“Why on earth can’t you let the poor woman alone?” I asked, ignoring his hand.
“I am doing my duty to God and to her,” said he.
“With the result that you have driven her into hysterics.”
“She’ll get over them,” said he.
“I wish you good-day,” said I. “We might talk together for a thousand years without understanding each other.”
“Pardon me,” he retorted, with the utmost urbanity. “I understand you perfectly.”
He accompanied me to the dining-room where I had left my hat and umbrella, and to the flat door which he politely opened. When it shut behind me I felt inclined to batter it open again and to take Judith by main force from under his nose.
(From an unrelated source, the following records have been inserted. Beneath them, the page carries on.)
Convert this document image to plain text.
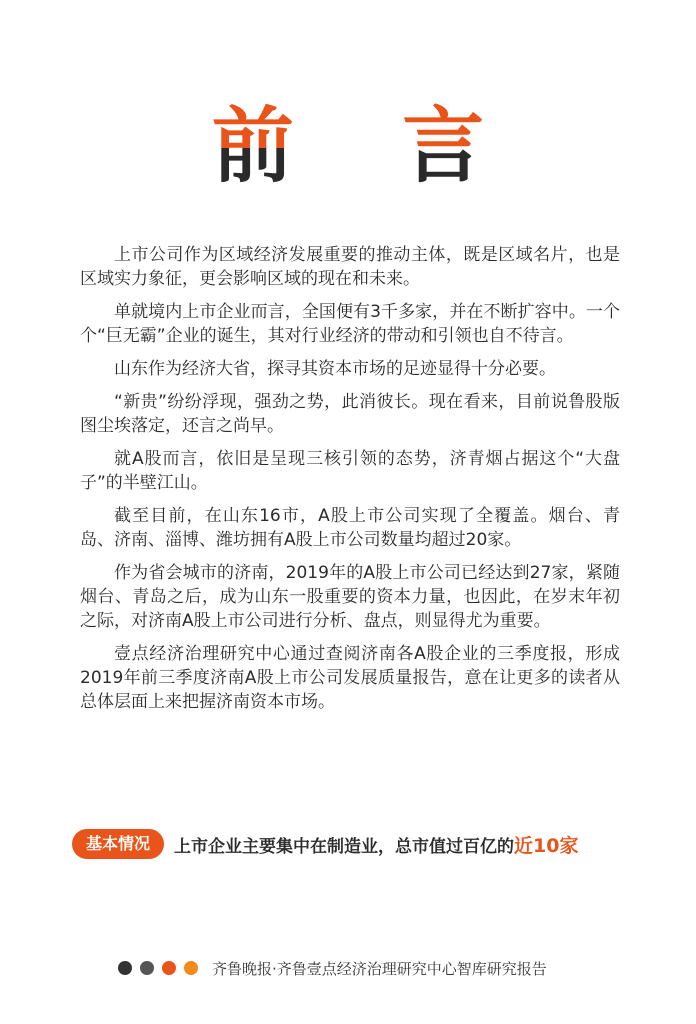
前 言

上市公司作为区域经济发展重要的推动主体，既是区域名片，也是区域实力象征，更会影响区域的现在和未来。

单就境内上市企业而言，全国便有3千多家，并在不断扩容中。一个个“巨无霸”企业的诞生，其对行业经济的带动和引领也自不待言。

山东作为经济大省，探寻其资本市场的足迹显得十分必要。

“新贵”纷纷浮现，强劲之势，此消彼长。现在看来，目前说鲁股版图尘埃落定，还言之尚早。

就A股而言，依旧是呈现三核引领的态势，济青烟占据这个“大盘子”的半壁江山。

截至目前，在山东16市，A股上市公司实现了全覆盖。烟台、青岛、济南、淄博、潍坊拥有A股上市公司数量均超过20家。

作为省会城市的济南，2019年的A股上市公司已经达到27家，紧随烟台、青岛之后，成为山东一股重要的资本力量，也因此，在岁末年初之际，对济南A股上市公司进行分析、盘点，则显得尤为重要。

壹点经济治理研究中心通过查阅济南各A股企业的三季度报，形成2019年前三季度济南A股上市公司发展质量报告，意在让更多的读者从总体层面上来把握济南资本市场。

基本情况	上市企业主要集中在制造业，总市值过百亿的近10家
齐鲁晚报·齐鲁壹点经济治理研究中心智库研究报告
But I suppose I am pusillanimous. I found myself in the street brandishing my umbrella like a flaming sword and vowing to perform all sorts of Paladin exploits, which I knew in my heart were futile.
I hailed an omnibus in the Tottenham Court Road, and clambered to the top, though a slight drizzle was falling. Why I did it I have not the remotest idea, for I abhor those locomotive engines of exquisite discomfort. I had no preconceived notion of destination. It was a moving thing that would carry me away from the Tottenham Court Road, away from the Rev. Rupert Mainwaring, away from myself. I was the solitary occupant of the omnibus roof. The rain fell, softly, persistently, soakingly. I laughed aloud.
I recognised the predestined irony of things that at every corner checks the course of the ineffectual man.